A-shares market ‘in a bubble’, says Schroders Asia equity chief

The euphoria that has seen the Chinese A-shares market drive stock markets and trading volumes to new highs is clear evidence of a bubble emerging.

That is the view of King Lee Fuei, Citywire A-rated manager and head of Asian equity at Schroders.

Speaking at a roundtable event in London, Lee said the opening of the Shanghai-Hong Kong Connect, known as the ‘through train’, is a pipedream without real long-term benefit.

‘Yes, we have seen the index rise by more than 60% and trading volumes are over one trillion renminbi but it comes down to the people in the market – these are not long-term traders,’ he said.

‘They just want to make money while they can and the excitement is there, as well as, importantly for them, making it quickly. We are seeing IPOs being hugely oversubscribed and we are seeing more and more people who, quite frankly, shouldn’t be buying stocks getting involved.’

Lee pointed to the example of an increase among monks opening trading accounts specifically to target the A-shares market. ‘We have to ask ourselves are monks qualified to be picking stocks? Without being unfair, I would say no, probably not.’

Lee likened the market reaction to that seen in 2007 when mainland Chinese investors were allowed to buy into the H-shares market. Investment rocketed and resulted in hugely overvalued state-owned companies in the Chinese market.

‘Last time around, in 2007, the police genuinely had banners which said: “Don’t rob people, invest in the stock market”. That was how much of an easy ticket it was. If that wasn’t a clear sign of a bubble I don’t know what is and we are seeing echoes of that now,’ he said.

Keep clear of Korea

Lee, who runs five funds covering Asian and Pacific equities, said he is avoiding the A-shares market but also steering clear of Korea in the wake of changes to tax regulation in the country.

New rules indicated that companies with paid-in capital of 50 billion won have to pay an additional 10% tax on net profits after payments for investment, salaries and dividends. Lee said this move was designed to encourage greater dividend pay outs but this has not worked.

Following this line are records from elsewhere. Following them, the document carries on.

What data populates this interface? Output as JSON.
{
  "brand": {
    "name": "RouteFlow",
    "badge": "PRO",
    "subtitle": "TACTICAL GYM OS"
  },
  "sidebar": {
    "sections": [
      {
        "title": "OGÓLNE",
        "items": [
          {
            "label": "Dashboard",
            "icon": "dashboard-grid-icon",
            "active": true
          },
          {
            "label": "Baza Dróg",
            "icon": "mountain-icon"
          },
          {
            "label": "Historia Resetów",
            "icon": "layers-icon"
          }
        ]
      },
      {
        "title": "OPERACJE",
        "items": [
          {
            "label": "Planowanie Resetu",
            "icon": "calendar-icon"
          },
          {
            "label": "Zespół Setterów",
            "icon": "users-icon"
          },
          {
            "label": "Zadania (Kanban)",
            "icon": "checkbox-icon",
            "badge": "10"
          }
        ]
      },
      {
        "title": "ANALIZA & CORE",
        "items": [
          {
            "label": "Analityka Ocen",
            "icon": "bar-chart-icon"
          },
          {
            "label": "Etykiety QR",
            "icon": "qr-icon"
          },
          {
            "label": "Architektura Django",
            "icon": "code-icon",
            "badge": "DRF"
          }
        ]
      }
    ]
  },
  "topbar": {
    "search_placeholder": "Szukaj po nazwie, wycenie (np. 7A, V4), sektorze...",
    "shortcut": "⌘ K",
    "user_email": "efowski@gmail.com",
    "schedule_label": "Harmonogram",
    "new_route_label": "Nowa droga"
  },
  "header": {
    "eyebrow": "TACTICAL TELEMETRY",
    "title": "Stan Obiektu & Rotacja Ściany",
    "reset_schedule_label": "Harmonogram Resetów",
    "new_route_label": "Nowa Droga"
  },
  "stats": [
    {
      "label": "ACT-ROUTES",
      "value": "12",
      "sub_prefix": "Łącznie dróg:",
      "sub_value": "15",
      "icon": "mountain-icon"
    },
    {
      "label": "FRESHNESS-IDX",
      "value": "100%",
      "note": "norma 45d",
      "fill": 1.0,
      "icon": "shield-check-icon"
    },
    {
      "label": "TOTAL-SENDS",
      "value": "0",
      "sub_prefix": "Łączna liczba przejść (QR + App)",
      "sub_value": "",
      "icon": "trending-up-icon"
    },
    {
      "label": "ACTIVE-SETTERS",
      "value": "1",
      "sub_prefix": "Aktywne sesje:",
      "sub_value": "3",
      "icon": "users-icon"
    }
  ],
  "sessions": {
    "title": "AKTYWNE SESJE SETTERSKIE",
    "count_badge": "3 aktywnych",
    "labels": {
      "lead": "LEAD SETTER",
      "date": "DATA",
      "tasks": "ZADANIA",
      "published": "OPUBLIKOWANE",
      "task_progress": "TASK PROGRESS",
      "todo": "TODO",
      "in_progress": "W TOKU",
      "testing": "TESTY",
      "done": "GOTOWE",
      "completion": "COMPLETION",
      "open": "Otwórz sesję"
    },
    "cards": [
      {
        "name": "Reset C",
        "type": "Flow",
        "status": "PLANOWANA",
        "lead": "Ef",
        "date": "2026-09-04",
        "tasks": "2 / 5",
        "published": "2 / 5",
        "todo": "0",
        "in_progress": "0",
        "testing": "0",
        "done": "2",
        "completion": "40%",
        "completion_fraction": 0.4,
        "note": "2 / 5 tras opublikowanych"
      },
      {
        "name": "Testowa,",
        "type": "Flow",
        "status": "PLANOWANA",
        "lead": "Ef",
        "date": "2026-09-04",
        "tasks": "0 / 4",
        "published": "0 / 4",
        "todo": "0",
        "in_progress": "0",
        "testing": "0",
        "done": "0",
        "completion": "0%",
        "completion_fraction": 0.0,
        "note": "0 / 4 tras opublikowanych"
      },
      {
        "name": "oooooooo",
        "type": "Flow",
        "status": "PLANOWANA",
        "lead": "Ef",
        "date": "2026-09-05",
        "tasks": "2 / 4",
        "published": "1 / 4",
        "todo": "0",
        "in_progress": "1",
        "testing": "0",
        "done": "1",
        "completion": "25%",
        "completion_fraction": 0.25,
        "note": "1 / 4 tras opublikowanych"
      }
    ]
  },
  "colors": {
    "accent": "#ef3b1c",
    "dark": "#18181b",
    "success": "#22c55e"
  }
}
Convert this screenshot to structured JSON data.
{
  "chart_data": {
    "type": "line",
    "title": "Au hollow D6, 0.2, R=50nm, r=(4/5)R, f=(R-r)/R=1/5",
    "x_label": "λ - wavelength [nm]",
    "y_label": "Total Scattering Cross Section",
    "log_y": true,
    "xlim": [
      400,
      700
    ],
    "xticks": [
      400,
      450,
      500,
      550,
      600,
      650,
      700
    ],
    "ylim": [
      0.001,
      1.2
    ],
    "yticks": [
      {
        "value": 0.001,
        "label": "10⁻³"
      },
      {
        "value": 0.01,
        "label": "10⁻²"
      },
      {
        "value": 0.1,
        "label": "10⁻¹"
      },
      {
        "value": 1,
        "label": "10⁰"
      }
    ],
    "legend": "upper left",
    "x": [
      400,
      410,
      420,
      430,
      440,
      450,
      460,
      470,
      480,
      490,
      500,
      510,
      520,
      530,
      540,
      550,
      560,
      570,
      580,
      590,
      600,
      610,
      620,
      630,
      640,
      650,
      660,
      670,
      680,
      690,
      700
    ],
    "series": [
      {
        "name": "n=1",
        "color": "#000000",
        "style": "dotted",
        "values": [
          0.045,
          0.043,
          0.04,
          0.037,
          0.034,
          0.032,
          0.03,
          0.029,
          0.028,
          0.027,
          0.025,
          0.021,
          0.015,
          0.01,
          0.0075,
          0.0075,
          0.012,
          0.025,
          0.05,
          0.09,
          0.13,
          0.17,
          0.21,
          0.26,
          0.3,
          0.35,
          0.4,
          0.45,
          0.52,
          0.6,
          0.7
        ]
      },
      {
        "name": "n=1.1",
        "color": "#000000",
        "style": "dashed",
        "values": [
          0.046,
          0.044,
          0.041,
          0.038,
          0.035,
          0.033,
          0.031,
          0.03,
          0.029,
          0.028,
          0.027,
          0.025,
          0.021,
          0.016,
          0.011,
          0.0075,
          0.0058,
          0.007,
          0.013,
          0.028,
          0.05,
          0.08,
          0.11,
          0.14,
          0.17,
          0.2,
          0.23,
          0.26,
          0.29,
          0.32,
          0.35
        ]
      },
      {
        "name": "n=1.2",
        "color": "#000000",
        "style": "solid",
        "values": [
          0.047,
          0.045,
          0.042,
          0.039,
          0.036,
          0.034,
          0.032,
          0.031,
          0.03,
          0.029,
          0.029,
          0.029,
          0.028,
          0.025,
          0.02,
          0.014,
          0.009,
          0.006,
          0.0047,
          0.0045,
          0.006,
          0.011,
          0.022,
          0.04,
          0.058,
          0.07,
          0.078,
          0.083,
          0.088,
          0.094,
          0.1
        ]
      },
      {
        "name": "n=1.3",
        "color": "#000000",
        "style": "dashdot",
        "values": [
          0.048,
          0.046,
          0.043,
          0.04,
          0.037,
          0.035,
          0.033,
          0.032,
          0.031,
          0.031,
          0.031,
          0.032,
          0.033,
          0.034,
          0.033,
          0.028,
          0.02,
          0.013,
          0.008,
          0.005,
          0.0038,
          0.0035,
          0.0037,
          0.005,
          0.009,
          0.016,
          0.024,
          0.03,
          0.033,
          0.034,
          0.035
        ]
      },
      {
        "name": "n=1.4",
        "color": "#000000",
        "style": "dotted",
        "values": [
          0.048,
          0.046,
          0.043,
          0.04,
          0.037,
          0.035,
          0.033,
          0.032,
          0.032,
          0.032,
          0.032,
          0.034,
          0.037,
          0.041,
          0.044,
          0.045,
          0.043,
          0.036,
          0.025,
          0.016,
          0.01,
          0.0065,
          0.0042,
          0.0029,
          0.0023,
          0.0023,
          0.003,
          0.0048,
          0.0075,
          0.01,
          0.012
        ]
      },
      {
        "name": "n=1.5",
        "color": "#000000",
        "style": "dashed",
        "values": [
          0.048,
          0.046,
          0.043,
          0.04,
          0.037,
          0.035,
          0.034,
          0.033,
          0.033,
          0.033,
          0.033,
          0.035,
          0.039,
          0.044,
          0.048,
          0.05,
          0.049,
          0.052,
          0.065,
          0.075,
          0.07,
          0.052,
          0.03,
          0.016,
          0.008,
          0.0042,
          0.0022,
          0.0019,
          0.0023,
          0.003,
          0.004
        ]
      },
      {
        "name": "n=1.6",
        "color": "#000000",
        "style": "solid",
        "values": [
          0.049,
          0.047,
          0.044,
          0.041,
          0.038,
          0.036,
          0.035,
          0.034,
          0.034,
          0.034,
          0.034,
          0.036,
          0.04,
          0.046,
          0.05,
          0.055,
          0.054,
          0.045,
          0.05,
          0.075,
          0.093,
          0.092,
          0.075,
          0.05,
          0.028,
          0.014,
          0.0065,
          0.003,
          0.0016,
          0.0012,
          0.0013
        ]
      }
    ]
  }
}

‘A lot of people got excited because they expected increased dividends but companies, such as Hyundai, decided instead to buy up prime real estate in central Seoul for $10 billion. For what purpose? To build a theme park based on Hyundai because they wouldn’t then get taxed on it.

‘They are more interested in empire building than returning money to shareholders, so there is no incentive to invest. Korean stocks are overloved and overvalued and the fact they are really well-regarded by everyone is not a good thing necessarily.’

Lee’s largest fund, the $2.43 billion Schroder ISF Asian Equity Yield fund, returned 37.3% in US dollar terms over the three years to the end of December 2014. This is while its benchmark, the MSCI AC Asia Pacific ex Japan TR USD, rose 31% over the same time frame.